Yes. This page is using the latest surname file currently loaded on Name Census, which is 2020. The historical section above also keeps any older Census surname entries we have for Mccorkle (2000, 2010, 2020).
No. The Census Bureau only publishes surnames that appeared at least 100 times in a given decennial Census. That means very rare surnames are excluded entirely, and a surname can appear in one Census release but disappear from a later one if it falls below the reporting threshold.
There are two main reasons: rounding and suppression. The Census Bureau rounds published values, and it may suppress very small cells to protect privacy. For 2020, the Bureau also published raw group counts rather than direct percentages, so Name Census converts those counts back into shares for comparability across census years.
A Scottish occupational surname referring to a maker or seller of knives. The fuller origin note on this page goes into more detail.
All surname statistics on Name Census are drawn from the US Census Bureau's decennial surname frequency tables. These files list every surname that appeared 100 or more times in the 2020 Census, along with a count, a per-100,000 rate, and a self-reported demographic breakdown. You can read the full explanation on our methodology page.
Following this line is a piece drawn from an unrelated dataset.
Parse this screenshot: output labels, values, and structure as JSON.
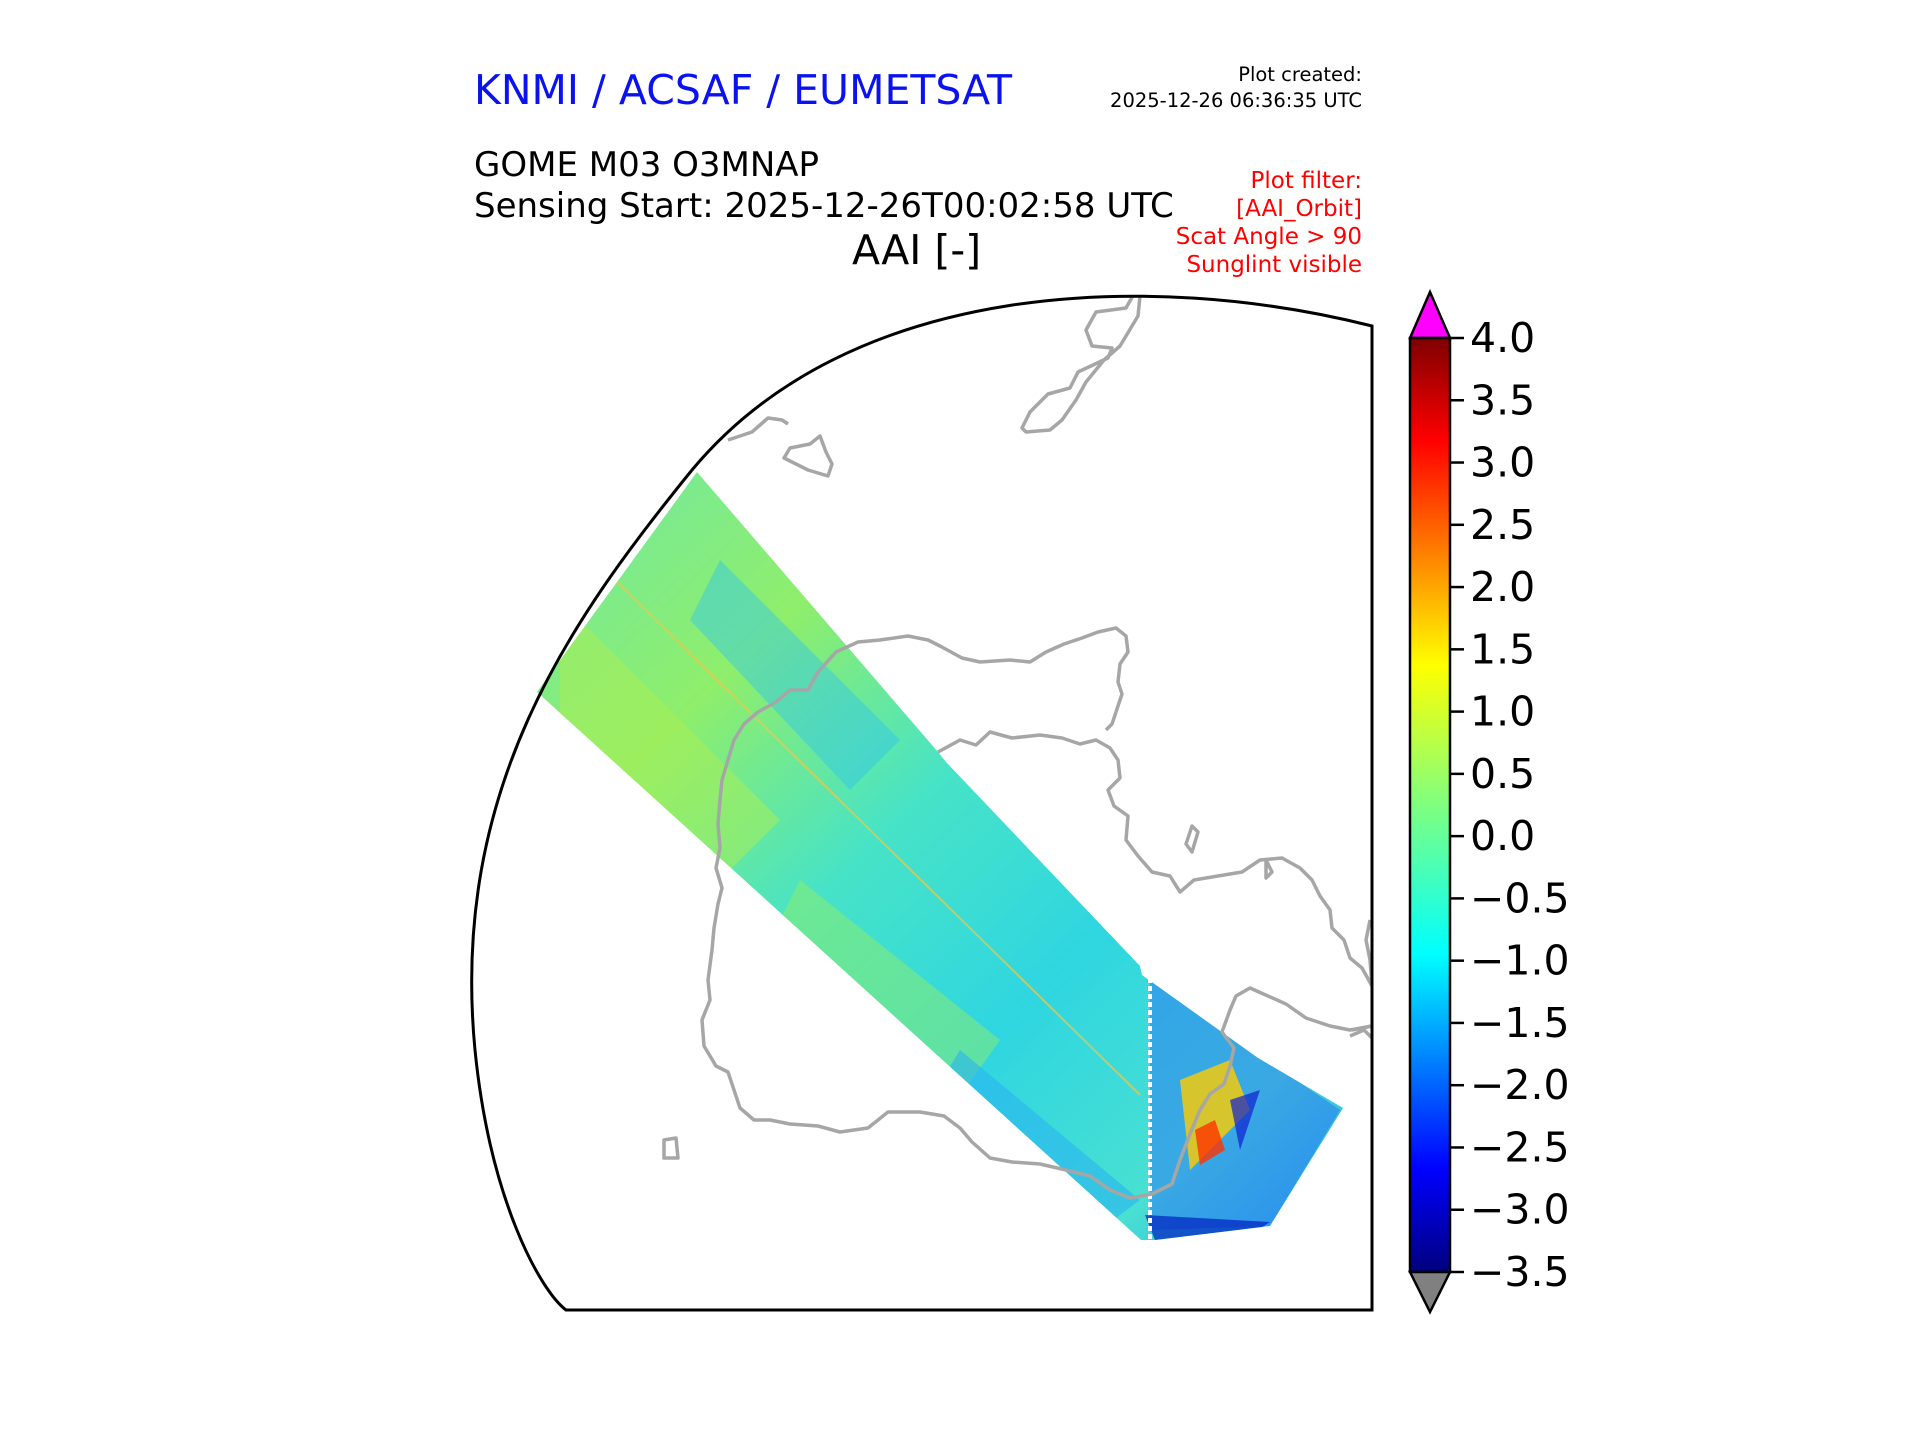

For surnames, Name Census does not age cohorts the way it does for first names. Instead, it takes the Census Bureau's published frequency for Mccorkle (2.65 per 100,000) and applies that rate to the current U.S. resident population to estimate how many living Americans have the surname today.
HowManyOfMe.org, our sister site, answers that with the living-bearer count in one glance.